Kodaikanal, Day 6, is the only day without temples. Mr N has to explain that “we are going to enjoy the climate and atmosphere”. We gaze listlessly from a couple of viewpoints, visit a shopping centre and we have finished Kodaikanal. We must return to the hotel by six lest the cold get to anyone and worsen the health situation. Lens Lass and I cannot take it any more. (My notes for the day read: “Breakdown from sheer boredom.”) We plot a temporary escape. We will go into town in the evening, check email, have a beer and eat at a restaurant that is not Hotel Tamil Nadu. Ms Lever has evidently been eavesdropping. She makes barbed comments about bottles, tells LL in a betrayed tone, “You think I don’t know anything, but I know exactly who you are.” RM has also been tuning in at other times, judging from a few comments he lets slip. (The next morning at breakfast, perhaps in apology, Ms Lever places a marigold next to a speechless LL’s camera.)
That evening, each time we ask for the internet place we’re told “Keep going up”, and the road only seems to get steeper. When we get there, the power goes out and I chat with the owner for a while. It turns out it is mostly the star hotels that have a restaurant with a bar but there’s always the government-run Hotel Tamil Nadu. We’re back where we started. But those couple of hours out in the bracing cold, with no set time to return, with no fixed path to take and not a temple in sight, remain my most pleasant memory of the tour.
The eight-day Tamil Nadu Tour leaves Chennai every Saturday at 7am from the Tamil Nadu Tourism office on Wallajah Road and returns the following Saturday by 6pm. Scheduled stops (N indicates night stay): Pondicherry, Pichavaram, Chidambaram, Vaitheeswaran Koil (N), Nagore, Velankanni, Thanjavur (N), Rameswaram (N), Suchindram, Kanyakumari (N), Madurai (N), Kodaikanal (N), Trichy (N).

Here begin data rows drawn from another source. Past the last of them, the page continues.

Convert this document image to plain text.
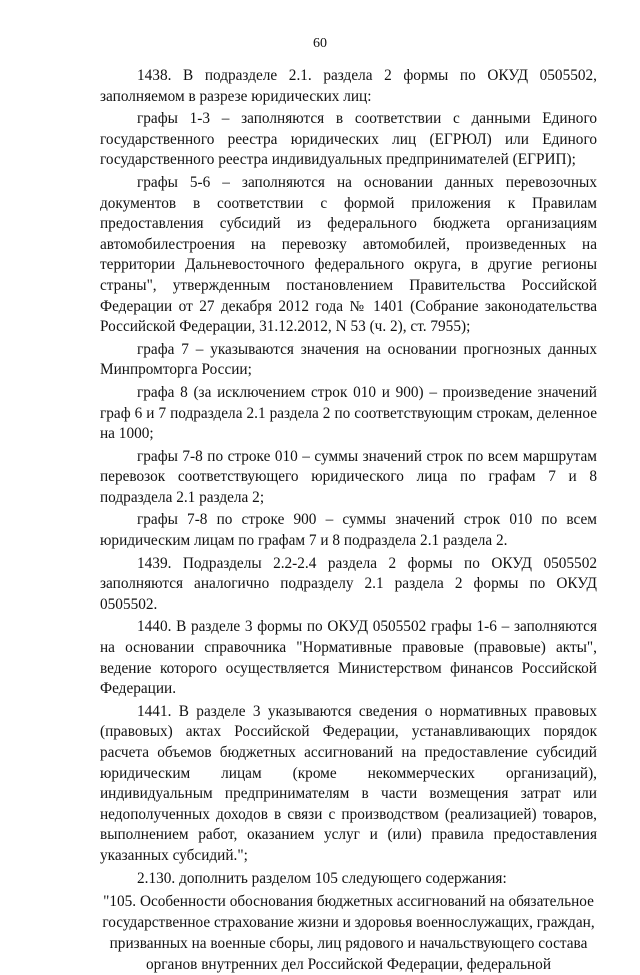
60

1438. В подразделе 2.1. раздела 2 формы по ОКУД 0505502, заполняемом в разрезе юридических лиц:

графы 1-3 – заполняются в соответствии с данными Единого государственного реестра юридических лиц (ЕГРЮЛ) или Единого государственного реестра индивидуальных предпринимателей (ЕГРИП);

графы 5-6 – заполняются на основании данных перевозочных документов в соответствии с формой приложения к Правилам предоставления субсидий из федерального бюджета организациям автомобилестроения на перевозку автомобилей, произведенных на территории Дальневосточного федерального округа, в другие регионы страны", утвержденным постановлением Правительства Российской Федерации от 27 декабря 2012 года № 1401 (Собрание законодательства Российской Федерации, 31.12.2012, N 53 (ч. 2), ст. 7955);

графа 7 – указываются значения на основании прогнозных данных Минпромторга России;

графа 8 (за исключением строк 010 и 900) – произведение значений граф 6 и 7 подраздела 2.1 раздела 2 по соответствующим строкам, деленное на 1000;

графы 7-8 по строке 010 – суммы значений строк по всем маршрутам перевозок соответствующего юридического лица по графам 7 и 8 подраздела 2.1 раздела 2;

графы 7-8 по строке 900 – суммы значений строк 010 по всем юридическим лицам по графам 7 и 8 подраздела 2.1 раздела 2.

1439. Подразделы 2.2-2.4 раздела 2 формы по ОКУД 0505502 заполняются аналогично подразделу 2.1 раздела 2 формы по ОКУД 0505502.

1440. В разделе 3 формы по ОКУД 0505502 графы 1-6 – заполняются на основании справочника "Нормативные правовые (правовые) акты", ведение которого осуществляется Министерством финансов Российской Федерации.

1441. В разделе 3 указываются сведения о нормативных правовых (правовых) актах Российской Федерации, устанавливающих порядок расчета объемов бюджетных ассигнований на предоставление субсидий юридическим лицам (кроме некоммерческих организаций), индивидуальным предпринимателям в части возмещения затрат или недополученных доходов в связи с производством (реализацией) товаров, выполнением работ, оказанием услуг и (или) правила предоставления указанных субсидий.";

2.130. дополнить разделом 105 следующего содержания:

"105. Особенности обоснования бюджетных ассигнований на обязательное

государственное страхование жизни и здоровья военнослужащих, граждан,

призванных на военные сборы, лиц рядового и начальствующего состава

органов внутренних дел Российской Федерации, федеральной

Tariff: Rs 6,800 per person (non-AC coach and accommodation; includes two meals a day). AC coaches run in summer and AC rooms can be booked at an additional charge (Rs 11,400). Contact 044-25383333, [email protected]; tamilnadutourism.org; online booking at ttdconline.com.

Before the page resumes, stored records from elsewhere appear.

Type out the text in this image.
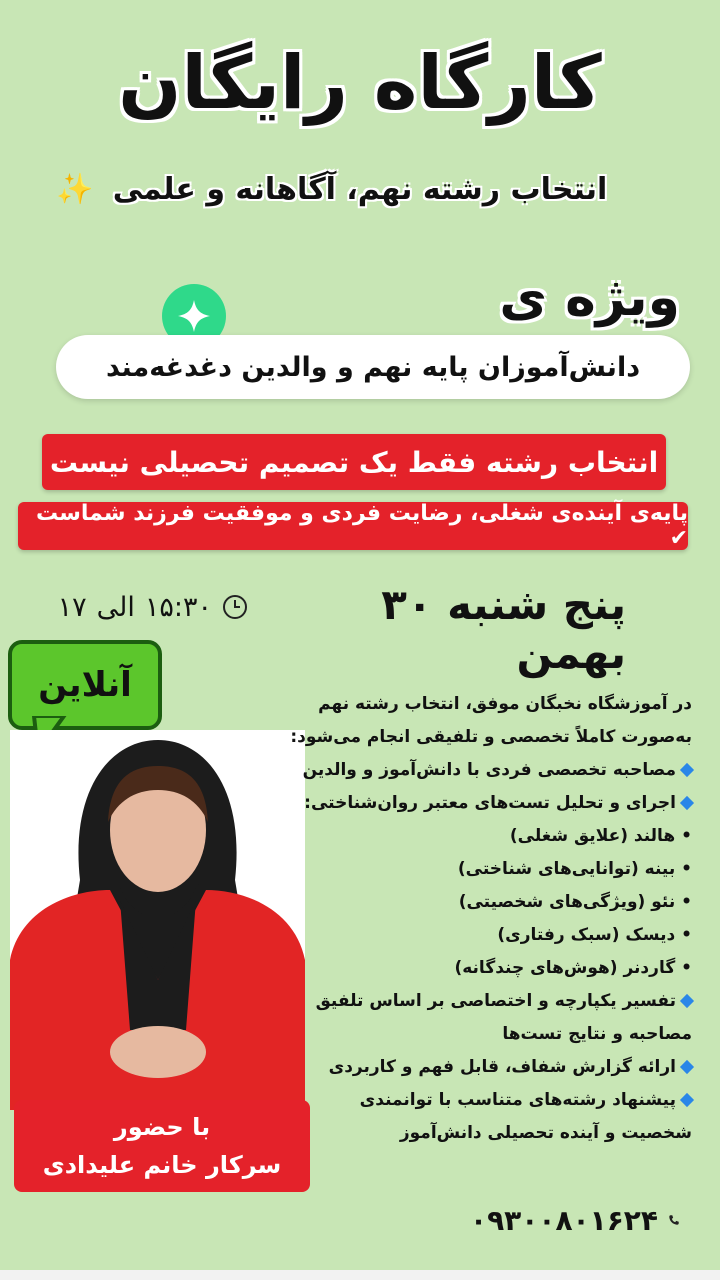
کارگاه رایگان
✨ انتخاب رشته نهم، آگاهانه و علمی
ویژه ی
دانش‌آموزان پایه نهم و والدین دغدغه‌مند
انتخاب رشته فقط یک تصمیم تحصیلی نیست
پایه‌ی آینده‌ی شغلی، رضایت فردی و موفقیت فرزند شماست ✔
پنج شنبه ۳۰ بهمن
۱۵:۳۰
الی
۱۷
آنلاین
با حضور
سرکار خانم علیدادی
در آموزشگاه نخبگان موفق، انتخاب رشته نهم
به‌صورت کاملاً تخصصی و تلفیقی انجام می‌شود:
مصاحبه تخصصی فردی با دانش‌آموز و والدین
اجرای و تحلیل تست‌های معتبر روان‌شناختی:
• هالند (علایق شغلی)
• بینه (توانایی‌های شناختی)
• نئو (ویژگی‌های شخصیتی)
• دیسک (سبک رفتاری)
• گاردنر (هوش‌های چندگانه)
تفسیر یکپارچه و اختصاصی بر اساس تلفیق
مصاحبه و نتایج تست‌ها
ارائه گزارش شفاف، قابل فهم و کاربردی
پیشنهاد رشته‌های متناسب با توانمندی
شخصیت و آینده تحصیلی دانش‌آموز
۰۹۳۰۰۸۰۱۶۲۴
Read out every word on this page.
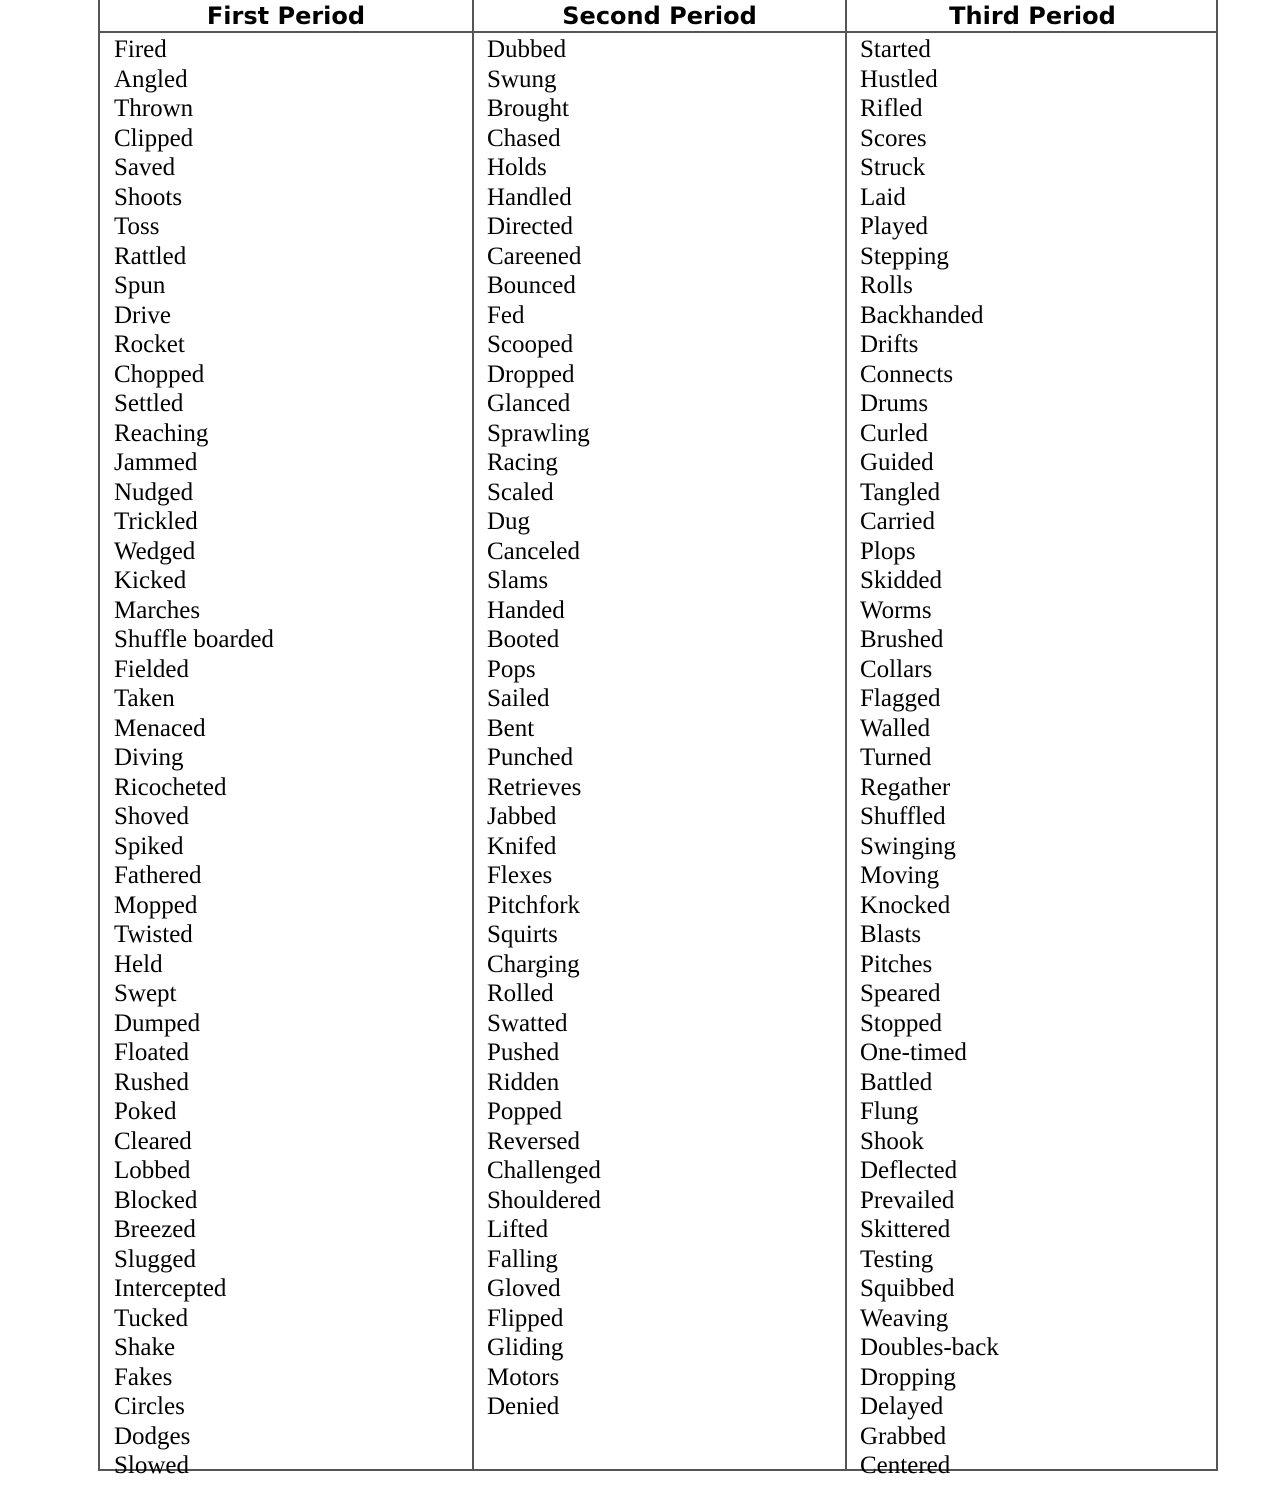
First Period	Second Period	Third Period
Fired
Angled
Thrown
Clipped
Saved
Shoots
Toss
Rattled
Spun
Drive
Rocket
Chopped
Settled
Reaching
Jammed
Nudged
Trickled
Wedged
Kicked
Marches
Shuffle boarded
Fielded
Taken
Menaced
Diving
Ricocheted
Shoved
Spiked
Fathered
Mopped
Twisted
Held
Swept
Dumped
Floated
Rushed
Poked
Cleared
Lobbed
Blocked
Breezed
Slugged
Intercepted
Tucked
Shake
Fakes
Circles
Dodges
Slowed
Dubbed
Swung
Brought
Chased
Holds
Handled
Directed
Careened
Bounced
Fed
Scooped
Dropped
Glanced
Sprawling
Racing
Scaled
Dug
Canceled
Slams
Handed
Booted
Pops
Sailed
Bent
Punched
Retrieves
Jabbed
Knifed
Flexes
Pitchfork
Squirts
Charging
Rolled
Swatted
Pushed
Ridden
Popped
Reversed
Challenged
Shouldered
Lifted
Falling
Gloved
Flipped
Gliding
Motors
Denied
Started
Hustled
Rifled
Scores
Struck
Laid
Played
Stepping
Rolls
Backhanded
Drifts
Connects
Drums
Curled
Guided
Tangled
Carried
Plops
Skidded
Worms
Brushed
Collars
Flagged
Walled
Turned
Regather
Shuffled
Swinging
Moving
Knocked
Blasts
Pitches
Speared
Stopped
One-timed
Battled
Flung
Shook
Deflected
Prevailed
Skittered
Testing
Squibbed
Weaving
Doubles-back
Dropping
Delayed
Grabbed
Centered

Several state tourism authorities run similar bus tours in their respective states as well as neighbouring states (gujarattourism.com, karnatakaholidays.net, mptourism.com, etc). If you’re interested specifically in Tamil Nadu Tourism’s, they have a number of other conducted tours and packages, including a rail-cum-road tour (from Rs 10,500 for sleeper, from Rs 15,500 for 2A; ex-Ahmedabad, Delhi, Hyderabad, Jaipur, Kolkata and Mumbai) of the state. There are also tours that start from Tamil Nadu and include other states, like Goa or the other three southern states (like the 14-day South India tour, which covers Tirupati, Mysore, Coimbatore, Guruvayur, Kanyakumari, Rameswaram, Pondicherry and Kanchipuram, and many places in between; from Rs 12,500 for a non-AC coach with non-AC accommodation).